Johnson ran a 4.5 in the 40-yard dash last season, but he's gotten faster after working with Joe Haden, who runs a speed and conditioning camp. Haden showed Johnson a new starting technique, which helped his initial burst off the line. Now he consistently runs the 40 in less than 4.5 seconds. Johnson is also hitting the weight room hard; he'll be close to 170 pounds by the time the season starts. On top of that, he's not done growing.
Size, speed, strength and smarts. Sounds like a recipe for Division I.
"With his athletic ability he should be able to go DI and play corner at the next level," Williams said. "If somebody at I-AA gets him, then they got a gem. He just has so much upside to him."
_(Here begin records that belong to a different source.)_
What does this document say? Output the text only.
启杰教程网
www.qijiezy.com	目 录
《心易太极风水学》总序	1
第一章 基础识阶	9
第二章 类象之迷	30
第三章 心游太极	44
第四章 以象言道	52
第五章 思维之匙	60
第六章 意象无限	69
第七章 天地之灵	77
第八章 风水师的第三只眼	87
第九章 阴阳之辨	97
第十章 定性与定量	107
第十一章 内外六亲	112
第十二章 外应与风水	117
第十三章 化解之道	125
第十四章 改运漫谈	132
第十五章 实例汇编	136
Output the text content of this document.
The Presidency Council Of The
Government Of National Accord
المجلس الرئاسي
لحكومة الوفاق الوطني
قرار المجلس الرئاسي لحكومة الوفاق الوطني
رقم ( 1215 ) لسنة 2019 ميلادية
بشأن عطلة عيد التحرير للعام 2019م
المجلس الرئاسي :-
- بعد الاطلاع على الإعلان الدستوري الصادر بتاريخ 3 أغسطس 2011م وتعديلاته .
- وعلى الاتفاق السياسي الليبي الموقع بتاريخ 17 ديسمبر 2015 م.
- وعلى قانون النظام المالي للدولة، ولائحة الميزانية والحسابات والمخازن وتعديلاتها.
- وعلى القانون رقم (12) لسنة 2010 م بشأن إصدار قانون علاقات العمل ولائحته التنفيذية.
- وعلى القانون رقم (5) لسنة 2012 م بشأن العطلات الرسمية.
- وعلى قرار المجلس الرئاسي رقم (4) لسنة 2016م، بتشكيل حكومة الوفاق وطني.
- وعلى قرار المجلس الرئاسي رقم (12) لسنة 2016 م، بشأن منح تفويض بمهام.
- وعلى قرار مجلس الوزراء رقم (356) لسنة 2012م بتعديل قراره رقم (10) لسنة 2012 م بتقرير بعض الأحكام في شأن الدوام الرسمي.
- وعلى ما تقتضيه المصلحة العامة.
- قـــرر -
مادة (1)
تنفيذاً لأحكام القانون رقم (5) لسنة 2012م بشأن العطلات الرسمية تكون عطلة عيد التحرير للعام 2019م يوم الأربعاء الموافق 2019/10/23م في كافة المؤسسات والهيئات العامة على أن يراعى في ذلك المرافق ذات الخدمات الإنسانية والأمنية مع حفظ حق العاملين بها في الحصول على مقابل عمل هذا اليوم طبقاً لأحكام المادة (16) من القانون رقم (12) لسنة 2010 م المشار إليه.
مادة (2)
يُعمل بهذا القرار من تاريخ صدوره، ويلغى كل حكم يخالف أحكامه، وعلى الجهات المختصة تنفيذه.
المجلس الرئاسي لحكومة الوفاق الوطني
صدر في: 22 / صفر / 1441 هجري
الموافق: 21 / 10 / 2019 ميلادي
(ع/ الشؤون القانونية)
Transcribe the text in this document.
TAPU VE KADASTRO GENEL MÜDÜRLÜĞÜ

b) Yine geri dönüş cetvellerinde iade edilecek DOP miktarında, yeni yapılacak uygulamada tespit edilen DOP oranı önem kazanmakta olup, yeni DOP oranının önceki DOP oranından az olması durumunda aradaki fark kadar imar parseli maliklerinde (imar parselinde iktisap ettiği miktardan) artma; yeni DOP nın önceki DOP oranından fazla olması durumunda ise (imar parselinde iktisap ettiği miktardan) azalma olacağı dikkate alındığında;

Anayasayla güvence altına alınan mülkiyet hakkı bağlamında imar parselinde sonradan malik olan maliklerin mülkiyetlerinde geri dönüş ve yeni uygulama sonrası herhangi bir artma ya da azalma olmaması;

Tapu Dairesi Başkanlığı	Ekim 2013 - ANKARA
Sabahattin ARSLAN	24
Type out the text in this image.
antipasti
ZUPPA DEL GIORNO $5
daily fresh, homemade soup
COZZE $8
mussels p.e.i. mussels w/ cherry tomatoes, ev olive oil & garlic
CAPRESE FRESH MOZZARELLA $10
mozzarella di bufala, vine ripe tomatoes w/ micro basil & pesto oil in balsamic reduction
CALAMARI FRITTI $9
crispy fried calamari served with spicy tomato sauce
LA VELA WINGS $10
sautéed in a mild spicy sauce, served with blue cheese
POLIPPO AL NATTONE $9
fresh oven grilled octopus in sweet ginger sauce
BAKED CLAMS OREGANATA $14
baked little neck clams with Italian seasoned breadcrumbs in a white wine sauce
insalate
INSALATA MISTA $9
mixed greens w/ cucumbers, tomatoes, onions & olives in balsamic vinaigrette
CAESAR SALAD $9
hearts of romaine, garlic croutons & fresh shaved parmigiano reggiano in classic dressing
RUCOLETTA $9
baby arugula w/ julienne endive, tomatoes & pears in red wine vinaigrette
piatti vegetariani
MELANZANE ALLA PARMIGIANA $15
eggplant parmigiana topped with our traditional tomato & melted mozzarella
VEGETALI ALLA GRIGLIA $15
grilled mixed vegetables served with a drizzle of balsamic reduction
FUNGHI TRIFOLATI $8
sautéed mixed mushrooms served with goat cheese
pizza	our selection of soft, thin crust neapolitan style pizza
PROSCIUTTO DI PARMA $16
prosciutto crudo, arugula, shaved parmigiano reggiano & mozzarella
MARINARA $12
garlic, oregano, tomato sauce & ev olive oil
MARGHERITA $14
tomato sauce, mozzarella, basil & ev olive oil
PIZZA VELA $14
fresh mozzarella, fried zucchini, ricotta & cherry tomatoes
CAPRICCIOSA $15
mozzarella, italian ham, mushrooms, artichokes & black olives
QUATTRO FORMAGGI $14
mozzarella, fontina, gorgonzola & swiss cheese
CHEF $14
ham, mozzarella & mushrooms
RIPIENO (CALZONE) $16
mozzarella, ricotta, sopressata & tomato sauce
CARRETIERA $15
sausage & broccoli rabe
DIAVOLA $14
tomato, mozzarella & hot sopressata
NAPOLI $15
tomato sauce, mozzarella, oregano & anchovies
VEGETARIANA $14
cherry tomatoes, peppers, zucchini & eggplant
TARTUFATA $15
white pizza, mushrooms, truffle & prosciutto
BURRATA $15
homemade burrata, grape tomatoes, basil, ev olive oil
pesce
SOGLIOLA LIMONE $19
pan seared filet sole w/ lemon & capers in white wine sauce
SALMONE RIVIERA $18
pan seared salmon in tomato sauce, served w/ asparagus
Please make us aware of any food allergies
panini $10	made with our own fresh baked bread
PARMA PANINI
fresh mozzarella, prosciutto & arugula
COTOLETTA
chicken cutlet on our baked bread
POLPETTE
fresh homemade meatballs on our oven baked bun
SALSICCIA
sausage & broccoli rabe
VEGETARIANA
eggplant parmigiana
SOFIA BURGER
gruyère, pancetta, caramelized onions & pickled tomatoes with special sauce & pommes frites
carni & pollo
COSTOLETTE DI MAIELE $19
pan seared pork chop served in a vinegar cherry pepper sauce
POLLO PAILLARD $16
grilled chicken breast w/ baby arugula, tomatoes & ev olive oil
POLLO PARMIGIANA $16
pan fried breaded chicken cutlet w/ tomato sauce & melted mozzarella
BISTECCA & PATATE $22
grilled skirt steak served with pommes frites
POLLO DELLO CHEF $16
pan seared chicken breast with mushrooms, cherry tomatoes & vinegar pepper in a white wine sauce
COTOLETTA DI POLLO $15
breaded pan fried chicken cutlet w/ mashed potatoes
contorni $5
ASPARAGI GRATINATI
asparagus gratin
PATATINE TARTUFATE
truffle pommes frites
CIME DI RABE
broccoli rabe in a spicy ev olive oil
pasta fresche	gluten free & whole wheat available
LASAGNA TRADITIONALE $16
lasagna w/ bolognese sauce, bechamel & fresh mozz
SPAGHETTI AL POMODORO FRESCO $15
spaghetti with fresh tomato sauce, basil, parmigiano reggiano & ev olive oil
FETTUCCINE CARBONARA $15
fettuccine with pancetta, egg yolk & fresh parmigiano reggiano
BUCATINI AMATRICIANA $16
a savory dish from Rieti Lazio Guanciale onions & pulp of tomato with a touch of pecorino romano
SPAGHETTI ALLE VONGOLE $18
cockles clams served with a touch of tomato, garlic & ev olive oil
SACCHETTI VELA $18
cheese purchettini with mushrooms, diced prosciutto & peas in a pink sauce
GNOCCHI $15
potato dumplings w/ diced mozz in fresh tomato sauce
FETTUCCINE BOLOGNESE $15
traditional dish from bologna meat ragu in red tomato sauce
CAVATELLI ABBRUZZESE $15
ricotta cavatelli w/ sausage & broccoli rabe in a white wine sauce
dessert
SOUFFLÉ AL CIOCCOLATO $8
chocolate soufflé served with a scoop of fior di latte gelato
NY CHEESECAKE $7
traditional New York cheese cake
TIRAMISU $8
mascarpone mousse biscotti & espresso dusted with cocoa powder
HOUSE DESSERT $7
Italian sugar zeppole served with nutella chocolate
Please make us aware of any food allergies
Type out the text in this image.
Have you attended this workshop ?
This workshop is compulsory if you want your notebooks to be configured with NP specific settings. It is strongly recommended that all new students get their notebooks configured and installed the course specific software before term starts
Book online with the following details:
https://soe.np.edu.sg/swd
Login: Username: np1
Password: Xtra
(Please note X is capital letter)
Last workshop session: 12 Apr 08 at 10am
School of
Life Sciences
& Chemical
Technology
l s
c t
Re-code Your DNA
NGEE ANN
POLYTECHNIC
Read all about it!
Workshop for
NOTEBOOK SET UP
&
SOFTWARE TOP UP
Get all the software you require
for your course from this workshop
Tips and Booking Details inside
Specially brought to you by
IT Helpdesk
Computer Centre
So far this spring four top-tier programs have visited Johnson at Suitland. Syracuse, Rutgers, Maryland and Rhode Island are all intrigued, and Maryland might be close to making an offer.
"James Franklin (Maryland) told me I was exactly what they were looking for at corner," Johnson said. "He invited me to their camp and hopefully they might offer me."
For Johnson, all doubts have been allayed. Division I? No sweat.
"I can absolutely play Division I," he said.